Pabst leaves Germany for the US when the war begins, but returns to Austria with his wife to find a nursing home for his mother. They’re headed for Switzerland when war traps them in Germany. What follows is a devastating depiction of how the human face of art can survive in a regime corrupt at every level, oscillating between mediocrity and the riddling abyss of evil. There is a Nazi caretaker who can’t even speak proper German but the words that roll in his mouth are sinister beyond belief.
Author Daniel Kehlmann.
So we get book club talk, opinionated women chattering under the aegis of the swastika. Then again we get Pabst saying lucidly enough that art is the one true thing that remains in the face of the horror of the world that always in practice has to deal with moral ghastliness, as Shakespeare had to deal with Elizabeth I.

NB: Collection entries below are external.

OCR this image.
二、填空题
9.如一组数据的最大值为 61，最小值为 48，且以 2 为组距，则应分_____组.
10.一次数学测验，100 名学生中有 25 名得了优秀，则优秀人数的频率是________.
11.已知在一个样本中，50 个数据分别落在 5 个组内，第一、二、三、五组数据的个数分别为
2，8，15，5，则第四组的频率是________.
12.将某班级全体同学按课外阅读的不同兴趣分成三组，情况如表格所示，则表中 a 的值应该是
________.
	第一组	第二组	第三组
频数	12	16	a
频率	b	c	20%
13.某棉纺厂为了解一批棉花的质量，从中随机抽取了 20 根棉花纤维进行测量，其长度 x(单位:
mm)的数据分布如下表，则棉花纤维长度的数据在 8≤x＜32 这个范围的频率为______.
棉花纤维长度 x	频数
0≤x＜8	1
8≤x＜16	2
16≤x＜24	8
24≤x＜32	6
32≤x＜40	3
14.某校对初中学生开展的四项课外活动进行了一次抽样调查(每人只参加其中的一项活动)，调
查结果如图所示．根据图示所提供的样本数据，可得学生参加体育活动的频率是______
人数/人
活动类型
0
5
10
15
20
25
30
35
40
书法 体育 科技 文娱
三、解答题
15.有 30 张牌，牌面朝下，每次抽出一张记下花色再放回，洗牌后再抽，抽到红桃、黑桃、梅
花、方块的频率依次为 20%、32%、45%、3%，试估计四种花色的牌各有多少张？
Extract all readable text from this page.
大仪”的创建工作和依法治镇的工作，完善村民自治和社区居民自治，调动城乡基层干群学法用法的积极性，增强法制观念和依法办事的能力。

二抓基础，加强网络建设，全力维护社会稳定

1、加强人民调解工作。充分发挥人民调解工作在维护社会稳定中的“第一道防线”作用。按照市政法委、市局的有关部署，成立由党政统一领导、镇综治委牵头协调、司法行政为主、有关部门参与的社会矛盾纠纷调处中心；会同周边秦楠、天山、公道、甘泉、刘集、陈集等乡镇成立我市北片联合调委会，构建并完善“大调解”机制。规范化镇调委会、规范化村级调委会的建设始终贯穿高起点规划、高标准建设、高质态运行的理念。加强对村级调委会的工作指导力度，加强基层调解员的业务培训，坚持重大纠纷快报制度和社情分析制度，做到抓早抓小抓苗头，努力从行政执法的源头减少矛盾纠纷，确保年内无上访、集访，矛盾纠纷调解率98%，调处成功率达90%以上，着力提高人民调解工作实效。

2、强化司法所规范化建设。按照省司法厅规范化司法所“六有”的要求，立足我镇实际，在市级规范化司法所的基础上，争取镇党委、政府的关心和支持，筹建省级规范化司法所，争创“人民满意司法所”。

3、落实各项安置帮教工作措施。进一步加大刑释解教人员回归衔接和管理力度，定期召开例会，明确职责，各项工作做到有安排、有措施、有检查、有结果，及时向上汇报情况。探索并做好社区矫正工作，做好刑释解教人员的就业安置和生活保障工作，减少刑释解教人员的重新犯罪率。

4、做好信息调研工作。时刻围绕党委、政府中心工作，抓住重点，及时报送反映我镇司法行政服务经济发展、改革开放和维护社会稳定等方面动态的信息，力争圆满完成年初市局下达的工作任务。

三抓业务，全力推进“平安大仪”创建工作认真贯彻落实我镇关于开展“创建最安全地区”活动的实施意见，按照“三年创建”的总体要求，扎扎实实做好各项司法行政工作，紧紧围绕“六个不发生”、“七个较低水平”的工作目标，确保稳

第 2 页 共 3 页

The Director is a brilliant portrait of a terrible but intimately recognisable society told in scintillating streamlined sections. There’s Pabst’s teenage son, who works out you’ve got to be cruel if you want to make it at school, and who becomes a frisky young Hitler youth, happy-go-lucky with his mates and keen to enlist.
There is a dazzling chapter from the perspective of an English writer – I assume P.G. Wodehouse (who was stuck with the Germans during the war and broadcast innocuously). He attends the premiere, in Salzburg, of Paracelsus – Pabst’s film about the great doctor which the Englishman thinks is not only a masterpiece but a retrieval of the great German tradition of Expressionism.
But there is the hideously unnerving revelation – which brings Pabst’s closest associate to the edge of leaving him – where people from concentration camps are used as enforced extras, piteous and foul smelling.
There is also the prolonged drama of Pabst trying to hang on to the prints, the heavy plates, of his last film.
This is an impassioned scarifying book sometimes schematic, sometimes moody, always shimmering with misgiving and ambiguity. Pabst emphasises that it takes hundreds of people to make a film and this inevitably suggests it as a paradigm for the collective responsibility at a time when society is tottering into a moral abyss.
But The Director is a blindingly bright performance. The ambiguity of the very title is disturbing. This is a probing meditation on how talented and sensitive people can lose their moral compass. But it has a knife-edge energy as Kehlmann faces the vexed horrors of the world he invokes.
In one way The Director is a set of short stories etched in the vicinity of horrifying dilemmas. Along the pursuit of this dark path there is a jungle of horrors and predations. But one of the most disconcerting aspects of the book is the gallivanting sportiness of the leather coated thugs who whisk people away to concentration camps. Kehlmann’s suite of terrible stories has a powerful sense of reality even where it is most fantastically configured.
It is a comic strip cartoon of Nazism. Kehlmann is a master of the dark clouds of malevolence that are not separate from the small jokes and ironies of attempting in a bad time to earn a living.
But no one has ever captured the menacing caress of schadenfreude with such a light touch and with such power of invention.
The enigma of Pabst going back to his addiction to art is traced with all its tragic shadow lines. At the same time, The Director is a set of brilliant gestures towards a towering masterwork which can only be shown in snatches.